Critics of the HFT Act focus on the sheer impossibility of tracking thousands of constantly evolving processes. For example, Coombs notes that one critic has argued that, even with increased resources for regulators, the prospect of accurately monitoring all of the high-frequency algorithms is grim—even without taking into account potential compliance issues.
Another critic has claimed that attempts to create market transparency erect a “wall of incommensurate, uninterpretable, overwhelming information.” And as recently reported on RegBlog, this critique may be amplified by findings of “fragmentation, overlap and duplication” throughout the U.S. financial regulatory sphere.
Coombs acknowledges that the HFT Act does not do a perfect job of tagging and monitoring high-frequency algorithms—especially given the up-front challenge of defining what an algorithm is. He also recognizes that the HFT Act’s requirement that firms report “material changes” to their algorithms contains some ambiguity. Because changes can occur as frequently as every few weeks, whether a change is actually reported can vary depending on how a firm interprets “material change.”
But Coombs argues that such criticism misses the point. “In a perfect world,” Coombs recognizes, the tags that regulators use would “mirror” algorithms. However, some tolerance for imperfections, he argues, is necessary since regulatory resources are insufficient to achieve perfect oversight.
Coombs maintains that tolerance for the imperfections of the HFT Act has had positive returns for Germany’s financial market. Coombs identifies two major benefits of the Act: improvement of algorithmic transparency and of the industry’s culture.
The first benefit addresses high-frequency algorithms’ reputation on Wall Street for being well-guarded—allegedly even more restrictive than some areas of the Pentagon. Named to reflect this heightened security, the algorithms are stored inside a technological vault known as a “black box.”
Algorithm tagging gives German regulators data that sheds some light on what goes on inside of a black box. Since the data regulators receive is imperfect, monitoring the relationships of algorithms by itself does not reveal market manipulations. The data does, however, equip regulators with a better vantage point to investigate foul play. For Coombs, regulating in the shadows is better than the complete darkness of the black box.
The second benefit of the HFT Act that Coombs identifies is an unexpected cultural shift in the high-frequency trading industry. After interviewing a compliance officer, Coombs explains that in the “early days,” traders freely tested algorithms on the market—brushing aside compliance officers who tried to monitor complex strategies.
Coombs argues that the HFT Act provides a strong mandate for compliance officers to not only enforce the law, but also to increase their technical knowledge.
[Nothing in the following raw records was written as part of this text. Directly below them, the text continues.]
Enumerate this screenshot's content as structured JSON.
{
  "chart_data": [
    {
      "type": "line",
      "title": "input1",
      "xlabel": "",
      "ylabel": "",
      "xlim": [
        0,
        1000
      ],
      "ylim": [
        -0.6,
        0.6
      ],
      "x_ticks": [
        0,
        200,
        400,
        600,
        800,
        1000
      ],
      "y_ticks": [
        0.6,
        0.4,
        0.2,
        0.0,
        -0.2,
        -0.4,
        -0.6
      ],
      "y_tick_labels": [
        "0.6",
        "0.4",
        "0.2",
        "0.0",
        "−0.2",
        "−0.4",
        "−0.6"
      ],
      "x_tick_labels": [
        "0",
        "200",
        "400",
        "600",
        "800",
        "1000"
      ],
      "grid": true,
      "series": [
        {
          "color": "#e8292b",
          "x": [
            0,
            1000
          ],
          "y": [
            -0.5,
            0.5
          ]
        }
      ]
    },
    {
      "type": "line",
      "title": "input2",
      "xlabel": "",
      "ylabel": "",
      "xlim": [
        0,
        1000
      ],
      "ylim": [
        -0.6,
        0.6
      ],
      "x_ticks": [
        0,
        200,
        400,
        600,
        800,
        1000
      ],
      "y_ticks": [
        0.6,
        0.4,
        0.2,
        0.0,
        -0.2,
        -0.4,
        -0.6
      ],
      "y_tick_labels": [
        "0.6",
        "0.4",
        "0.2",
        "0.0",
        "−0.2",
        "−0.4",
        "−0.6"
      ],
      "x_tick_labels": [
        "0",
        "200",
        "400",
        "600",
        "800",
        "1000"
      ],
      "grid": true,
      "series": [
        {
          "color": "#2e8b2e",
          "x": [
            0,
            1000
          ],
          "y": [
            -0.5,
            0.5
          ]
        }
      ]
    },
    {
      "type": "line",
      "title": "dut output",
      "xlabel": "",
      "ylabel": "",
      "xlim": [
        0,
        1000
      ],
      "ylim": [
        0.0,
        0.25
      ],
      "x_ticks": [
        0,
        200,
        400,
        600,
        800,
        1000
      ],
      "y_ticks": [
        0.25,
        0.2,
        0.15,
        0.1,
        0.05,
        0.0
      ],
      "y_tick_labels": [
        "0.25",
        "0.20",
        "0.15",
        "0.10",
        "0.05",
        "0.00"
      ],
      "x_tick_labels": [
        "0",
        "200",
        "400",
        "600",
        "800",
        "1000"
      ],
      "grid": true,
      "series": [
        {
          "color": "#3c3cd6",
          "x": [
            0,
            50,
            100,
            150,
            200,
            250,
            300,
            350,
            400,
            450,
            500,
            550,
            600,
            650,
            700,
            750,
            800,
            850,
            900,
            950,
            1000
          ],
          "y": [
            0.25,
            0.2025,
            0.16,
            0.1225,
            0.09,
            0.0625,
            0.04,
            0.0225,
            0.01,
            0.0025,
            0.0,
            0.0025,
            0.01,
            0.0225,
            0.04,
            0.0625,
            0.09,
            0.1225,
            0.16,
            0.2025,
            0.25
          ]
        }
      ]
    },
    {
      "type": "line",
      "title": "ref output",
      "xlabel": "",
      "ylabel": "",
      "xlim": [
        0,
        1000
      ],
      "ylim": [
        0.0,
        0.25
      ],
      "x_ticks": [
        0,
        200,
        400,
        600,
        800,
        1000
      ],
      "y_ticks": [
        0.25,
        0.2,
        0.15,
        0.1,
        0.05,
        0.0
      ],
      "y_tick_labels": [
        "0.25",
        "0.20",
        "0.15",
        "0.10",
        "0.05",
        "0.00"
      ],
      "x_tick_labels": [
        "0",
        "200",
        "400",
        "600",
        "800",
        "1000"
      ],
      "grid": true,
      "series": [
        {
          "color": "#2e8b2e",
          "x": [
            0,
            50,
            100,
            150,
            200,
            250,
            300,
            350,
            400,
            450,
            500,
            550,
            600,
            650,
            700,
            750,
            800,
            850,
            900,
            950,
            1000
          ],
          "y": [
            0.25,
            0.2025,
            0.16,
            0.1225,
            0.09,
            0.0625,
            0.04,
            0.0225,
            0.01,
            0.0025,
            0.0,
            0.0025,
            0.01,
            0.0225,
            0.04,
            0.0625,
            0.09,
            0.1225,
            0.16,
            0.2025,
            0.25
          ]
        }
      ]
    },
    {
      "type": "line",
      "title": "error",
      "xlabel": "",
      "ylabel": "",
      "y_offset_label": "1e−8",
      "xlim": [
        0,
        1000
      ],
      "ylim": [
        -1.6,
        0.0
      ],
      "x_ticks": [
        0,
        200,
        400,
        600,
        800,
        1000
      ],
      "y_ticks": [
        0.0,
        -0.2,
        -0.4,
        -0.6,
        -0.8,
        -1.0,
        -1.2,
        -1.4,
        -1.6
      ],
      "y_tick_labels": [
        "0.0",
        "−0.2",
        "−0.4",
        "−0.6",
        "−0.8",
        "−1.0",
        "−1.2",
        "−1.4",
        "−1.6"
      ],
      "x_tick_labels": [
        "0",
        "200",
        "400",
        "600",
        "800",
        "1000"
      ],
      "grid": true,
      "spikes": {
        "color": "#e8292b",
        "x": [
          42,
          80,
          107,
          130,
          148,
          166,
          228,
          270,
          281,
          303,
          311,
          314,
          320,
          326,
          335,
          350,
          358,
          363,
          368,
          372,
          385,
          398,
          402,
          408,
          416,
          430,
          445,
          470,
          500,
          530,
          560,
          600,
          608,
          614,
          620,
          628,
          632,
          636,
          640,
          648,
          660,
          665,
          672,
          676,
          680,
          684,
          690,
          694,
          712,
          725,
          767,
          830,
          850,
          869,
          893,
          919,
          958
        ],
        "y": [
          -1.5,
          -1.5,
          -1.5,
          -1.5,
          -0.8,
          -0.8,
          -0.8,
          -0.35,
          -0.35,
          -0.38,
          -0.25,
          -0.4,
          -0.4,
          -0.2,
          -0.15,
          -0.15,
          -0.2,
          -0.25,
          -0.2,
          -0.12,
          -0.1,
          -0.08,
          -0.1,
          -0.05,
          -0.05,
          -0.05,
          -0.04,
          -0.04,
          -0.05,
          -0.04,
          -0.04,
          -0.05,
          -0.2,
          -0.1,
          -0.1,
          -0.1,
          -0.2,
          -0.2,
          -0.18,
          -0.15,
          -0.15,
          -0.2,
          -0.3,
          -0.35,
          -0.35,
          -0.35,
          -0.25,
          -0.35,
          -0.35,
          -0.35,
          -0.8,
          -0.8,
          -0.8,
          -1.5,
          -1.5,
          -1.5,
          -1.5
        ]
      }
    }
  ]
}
In doing so, he believes that compliance officers can better ensure traders are able to understand and justify the strategies they are implementing.
Financial regulation should respond to an increasingly complex market, Coombs concludes. Rather than demand an “all-or-nothing” approach, regulators around the world should be receptive to imperfect data-gathering—and should reflect on Germany’s ambitious response to a practice that continues worldwide.
How regulators react to Germany’s HFT Act remains to be seen. One thing is certain, however: traders will not be slowing down any time soon.